Key Responsibilities:
- Maintain, scale, and harden on-premise Kubernetes clusters (self-hosted, not managed cloud) for high availability and disaster recovery
- Design, implement, and manage Infrastructure as Code (IaC) for on-premise environments using Ansible and other automation tools
- Build, optimize, and monitor Azure DevOps pipelines for CI/CD of containerized applications and infrastructure changes
- Support and extend Azure-based infrastructure components integrated with on-prem workloads
- Implement and maintain observability stack: Prometheus, Grafana, Kafka (for log/metric streaming), and database monitoring (PostgreSQL, MongoDB)
- Package and deploy applications using Helm, ensuring standardized, repeatable releases
- Write and maintain Bash and Python scripts for automation, troubleshooting, and tooling
- Collaborate with development, security, and operations teams to ensure platform reliability, compliance, and performance
- Document architecture, processes, and runbooks for knowledge sharing.
We'd love to hear from you if you have:
- 5+ years of hands-on experience as a DevOps Engineer in enterprise environments
- Proven expertise in on-premise Kubernetes deployment and management (not AKS/EKS/GKE)
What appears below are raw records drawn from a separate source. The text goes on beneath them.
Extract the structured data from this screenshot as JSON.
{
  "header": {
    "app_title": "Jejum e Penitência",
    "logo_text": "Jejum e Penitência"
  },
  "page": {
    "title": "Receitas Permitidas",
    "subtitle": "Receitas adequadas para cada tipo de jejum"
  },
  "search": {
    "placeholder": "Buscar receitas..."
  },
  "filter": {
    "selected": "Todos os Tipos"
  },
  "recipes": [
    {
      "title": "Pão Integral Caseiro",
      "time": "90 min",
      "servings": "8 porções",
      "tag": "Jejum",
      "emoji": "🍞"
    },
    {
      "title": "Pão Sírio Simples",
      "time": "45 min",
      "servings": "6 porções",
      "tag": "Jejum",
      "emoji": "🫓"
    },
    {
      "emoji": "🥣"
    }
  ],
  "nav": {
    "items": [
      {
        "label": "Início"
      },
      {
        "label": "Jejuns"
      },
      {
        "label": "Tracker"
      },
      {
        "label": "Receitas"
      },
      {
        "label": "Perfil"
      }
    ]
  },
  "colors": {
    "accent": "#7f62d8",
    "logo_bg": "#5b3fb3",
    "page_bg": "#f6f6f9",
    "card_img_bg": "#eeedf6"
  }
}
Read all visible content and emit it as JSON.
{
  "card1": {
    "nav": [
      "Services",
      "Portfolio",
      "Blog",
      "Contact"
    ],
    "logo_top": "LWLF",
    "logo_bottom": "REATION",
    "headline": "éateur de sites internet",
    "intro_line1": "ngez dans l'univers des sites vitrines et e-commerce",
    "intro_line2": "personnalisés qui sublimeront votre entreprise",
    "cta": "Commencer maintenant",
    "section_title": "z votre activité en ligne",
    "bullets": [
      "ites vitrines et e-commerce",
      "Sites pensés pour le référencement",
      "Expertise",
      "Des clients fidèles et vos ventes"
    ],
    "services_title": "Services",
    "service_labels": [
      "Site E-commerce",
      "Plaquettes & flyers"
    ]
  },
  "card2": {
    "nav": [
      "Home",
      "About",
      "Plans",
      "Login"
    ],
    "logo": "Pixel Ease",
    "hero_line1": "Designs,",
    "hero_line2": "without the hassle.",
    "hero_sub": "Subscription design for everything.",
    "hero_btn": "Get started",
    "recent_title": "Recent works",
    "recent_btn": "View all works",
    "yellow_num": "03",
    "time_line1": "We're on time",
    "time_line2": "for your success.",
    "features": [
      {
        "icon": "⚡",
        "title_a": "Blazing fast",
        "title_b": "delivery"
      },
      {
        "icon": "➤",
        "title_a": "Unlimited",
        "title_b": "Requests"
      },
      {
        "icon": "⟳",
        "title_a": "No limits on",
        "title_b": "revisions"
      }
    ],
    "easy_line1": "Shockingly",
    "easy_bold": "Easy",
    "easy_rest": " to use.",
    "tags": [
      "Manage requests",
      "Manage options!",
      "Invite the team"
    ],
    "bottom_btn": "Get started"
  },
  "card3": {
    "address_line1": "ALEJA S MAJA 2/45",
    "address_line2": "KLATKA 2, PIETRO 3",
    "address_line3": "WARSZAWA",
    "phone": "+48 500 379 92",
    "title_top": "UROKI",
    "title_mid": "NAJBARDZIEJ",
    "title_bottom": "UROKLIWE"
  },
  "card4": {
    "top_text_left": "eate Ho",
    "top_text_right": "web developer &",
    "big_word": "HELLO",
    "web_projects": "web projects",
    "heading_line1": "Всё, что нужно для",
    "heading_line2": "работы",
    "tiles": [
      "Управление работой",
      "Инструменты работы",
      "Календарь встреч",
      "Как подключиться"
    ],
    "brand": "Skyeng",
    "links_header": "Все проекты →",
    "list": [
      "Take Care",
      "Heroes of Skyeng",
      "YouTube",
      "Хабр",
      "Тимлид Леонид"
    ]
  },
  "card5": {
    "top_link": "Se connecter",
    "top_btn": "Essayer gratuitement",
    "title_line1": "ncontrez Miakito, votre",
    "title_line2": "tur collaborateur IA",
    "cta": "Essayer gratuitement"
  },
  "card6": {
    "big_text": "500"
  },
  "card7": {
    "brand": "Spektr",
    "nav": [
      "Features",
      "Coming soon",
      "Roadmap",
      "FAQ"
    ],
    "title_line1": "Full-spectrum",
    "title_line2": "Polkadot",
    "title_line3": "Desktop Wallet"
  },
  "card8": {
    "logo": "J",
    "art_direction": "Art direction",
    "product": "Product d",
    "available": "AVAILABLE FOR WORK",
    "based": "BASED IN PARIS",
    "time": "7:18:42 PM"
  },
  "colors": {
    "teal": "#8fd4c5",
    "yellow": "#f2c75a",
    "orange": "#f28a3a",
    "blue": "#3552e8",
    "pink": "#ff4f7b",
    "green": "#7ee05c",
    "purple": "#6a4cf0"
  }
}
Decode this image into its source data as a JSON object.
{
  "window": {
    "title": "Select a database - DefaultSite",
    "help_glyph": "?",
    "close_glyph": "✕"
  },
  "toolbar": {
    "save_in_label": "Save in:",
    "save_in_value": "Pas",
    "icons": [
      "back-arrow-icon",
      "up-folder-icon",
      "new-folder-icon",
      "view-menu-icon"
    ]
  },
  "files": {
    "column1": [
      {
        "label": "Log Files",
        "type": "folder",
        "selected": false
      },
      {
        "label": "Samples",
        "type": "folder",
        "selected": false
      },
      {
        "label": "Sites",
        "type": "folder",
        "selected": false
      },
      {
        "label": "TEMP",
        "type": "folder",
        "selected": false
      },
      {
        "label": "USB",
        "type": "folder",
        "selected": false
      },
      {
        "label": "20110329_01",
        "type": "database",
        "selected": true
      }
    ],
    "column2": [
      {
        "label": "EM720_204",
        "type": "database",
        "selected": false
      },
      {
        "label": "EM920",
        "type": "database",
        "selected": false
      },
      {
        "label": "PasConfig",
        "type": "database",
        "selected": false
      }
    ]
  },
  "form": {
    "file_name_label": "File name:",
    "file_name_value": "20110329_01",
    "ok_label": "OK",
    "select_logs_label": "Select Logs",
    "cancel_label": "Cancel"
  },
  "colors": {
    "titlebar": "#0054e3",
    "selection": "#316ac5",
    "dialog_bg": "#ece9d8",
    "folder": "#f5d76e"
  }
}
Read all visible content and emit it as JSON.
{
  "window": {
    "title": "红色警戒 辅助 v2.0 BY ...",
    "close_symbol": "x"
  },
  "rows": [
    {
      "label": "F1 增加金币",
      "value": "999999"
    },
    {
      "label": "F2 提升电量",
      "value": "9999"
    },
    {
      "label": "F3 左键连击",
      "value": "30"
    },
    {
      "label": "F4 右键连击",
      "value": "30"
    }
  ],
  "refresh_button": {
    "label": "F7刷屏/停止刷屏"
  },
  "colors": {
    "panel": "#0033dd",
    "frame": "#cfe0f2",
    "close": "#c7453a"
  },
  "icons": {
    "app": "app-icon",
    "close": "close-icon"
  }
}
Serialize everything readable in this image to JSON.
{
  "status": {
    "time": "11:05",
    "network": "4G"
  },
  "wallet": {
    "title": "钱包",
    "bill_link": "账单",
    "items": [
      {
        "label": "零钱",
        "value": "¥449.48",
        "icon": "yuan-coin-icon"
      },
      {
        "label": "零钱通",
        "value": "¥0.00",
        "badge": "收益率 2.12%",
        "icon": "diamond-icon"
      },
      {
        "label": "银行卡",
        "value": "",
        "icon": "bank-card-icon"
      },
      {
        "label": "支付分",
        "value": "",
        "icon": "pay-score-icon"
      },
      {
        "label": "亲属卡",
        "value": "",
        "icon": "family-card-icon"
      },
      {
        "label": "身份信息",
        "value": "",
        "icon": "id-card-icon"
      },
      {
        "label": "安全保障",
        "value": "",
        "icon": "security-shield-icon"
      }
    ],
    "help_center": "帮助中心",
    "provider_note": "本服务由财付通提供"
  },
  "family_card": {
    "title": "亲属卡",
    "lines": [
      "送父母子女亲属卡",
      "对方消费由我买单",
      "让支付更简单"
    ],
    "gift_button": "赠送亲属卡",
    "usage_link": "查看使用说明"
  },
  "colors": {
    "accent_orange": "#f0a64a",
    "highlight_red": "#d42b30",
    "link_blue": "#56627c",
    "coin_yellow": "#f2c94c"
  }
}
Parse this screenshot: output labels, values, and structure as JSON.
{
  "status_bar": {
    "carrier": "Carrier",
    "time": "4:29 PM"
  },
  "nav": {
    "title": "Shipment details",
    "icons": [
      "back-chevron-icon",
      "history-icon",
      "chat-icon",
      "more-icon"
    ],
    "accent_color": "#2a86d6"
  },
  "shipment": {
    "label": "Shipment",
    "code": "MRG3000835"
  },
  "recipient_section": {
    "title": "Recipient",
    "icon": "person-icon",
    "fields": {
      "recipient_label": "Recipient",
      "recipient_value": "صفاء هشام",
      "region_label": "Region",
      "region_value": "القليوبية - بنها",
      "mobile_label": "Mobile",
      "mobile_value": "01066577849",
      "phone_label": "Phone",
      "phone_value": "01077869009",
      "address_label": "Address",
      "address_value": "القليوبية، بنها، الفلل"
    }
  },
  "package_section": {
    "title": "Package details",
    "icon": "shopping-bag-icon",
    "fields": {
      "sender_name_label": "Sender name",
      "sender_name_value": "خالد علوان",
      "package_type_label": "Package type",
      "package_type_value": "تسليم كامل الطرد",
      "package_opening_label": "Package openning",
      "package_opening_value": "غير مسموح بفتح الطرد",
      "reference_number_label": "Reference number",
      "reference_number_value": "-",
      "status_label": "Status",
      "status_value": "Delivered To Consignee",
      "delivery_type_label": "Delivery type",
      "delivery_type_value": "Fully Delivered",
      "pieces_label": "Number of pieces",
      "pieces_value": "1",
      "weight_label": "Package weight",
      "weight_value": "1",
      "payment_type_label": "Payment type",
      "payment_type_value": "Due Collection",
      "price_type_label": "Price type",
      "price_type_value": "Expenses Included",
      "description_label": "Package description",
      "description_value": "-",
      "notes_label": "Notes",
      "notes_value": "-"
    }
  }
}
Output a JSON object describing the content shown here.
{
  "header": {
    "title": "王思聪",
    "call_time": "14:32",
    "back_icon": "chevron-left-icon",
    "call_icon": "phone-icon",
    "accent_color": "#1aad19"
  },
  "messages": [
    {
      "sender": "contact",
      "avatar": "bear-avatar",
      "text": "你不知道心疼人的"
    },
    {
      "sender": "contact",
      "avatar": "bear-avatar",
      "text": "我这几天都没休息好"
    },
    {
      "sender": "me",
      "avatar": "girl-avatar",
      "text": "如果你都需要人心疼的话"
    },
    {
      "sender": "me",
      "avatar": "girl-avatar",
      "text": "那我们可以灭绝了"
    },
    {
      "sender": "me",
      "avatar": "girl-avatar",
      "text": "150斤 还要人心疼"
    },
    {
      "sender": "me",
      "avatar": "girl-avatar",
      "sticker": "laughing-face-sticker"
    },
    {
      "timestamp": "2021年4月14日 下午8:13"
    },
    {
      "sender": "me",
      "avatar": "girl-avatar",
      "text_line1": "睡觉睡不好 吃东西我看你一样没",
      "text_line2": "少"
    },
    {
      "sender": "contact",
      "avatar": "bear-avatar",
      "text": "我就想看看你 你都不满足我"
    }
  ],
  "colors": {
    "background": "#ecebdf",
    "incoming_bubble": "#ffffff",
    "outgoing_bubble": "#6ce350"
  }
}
- Strong proficiency with Ansible for configuration management and automation
- Extensive experience with Azure DevOps for CI/CD pipeline design and maintenance
- Solid experience with Helm for Kubernetes application packaging
- Hands-on experience with Prometheus, Grafana, and Kafka for monitoring and event streaming
- Experience managing and monitoring PostgreSQL and MongoDB in production
- Proficient in Bash and Python scripting for automation and tooling
- English B2 level or higher — able to communicate clearly with global teams and stakeholders
- Demonstrated ability to collaborate with a team and a client.
Nice-to-Have Skills:
- Experience with Argo CD for GitOps-based deployment
- Familiarity with Jaeger or OpenTelemetry for distributed tracing
- Exposure to Istio for service mesh implementation
- Experience with ELK Stack (Elasticsearch, Logstash/Filebeat, Kibana) for centralized logging
- Knowledge of HashiCorp Vault for secrets management and dynamic credentials.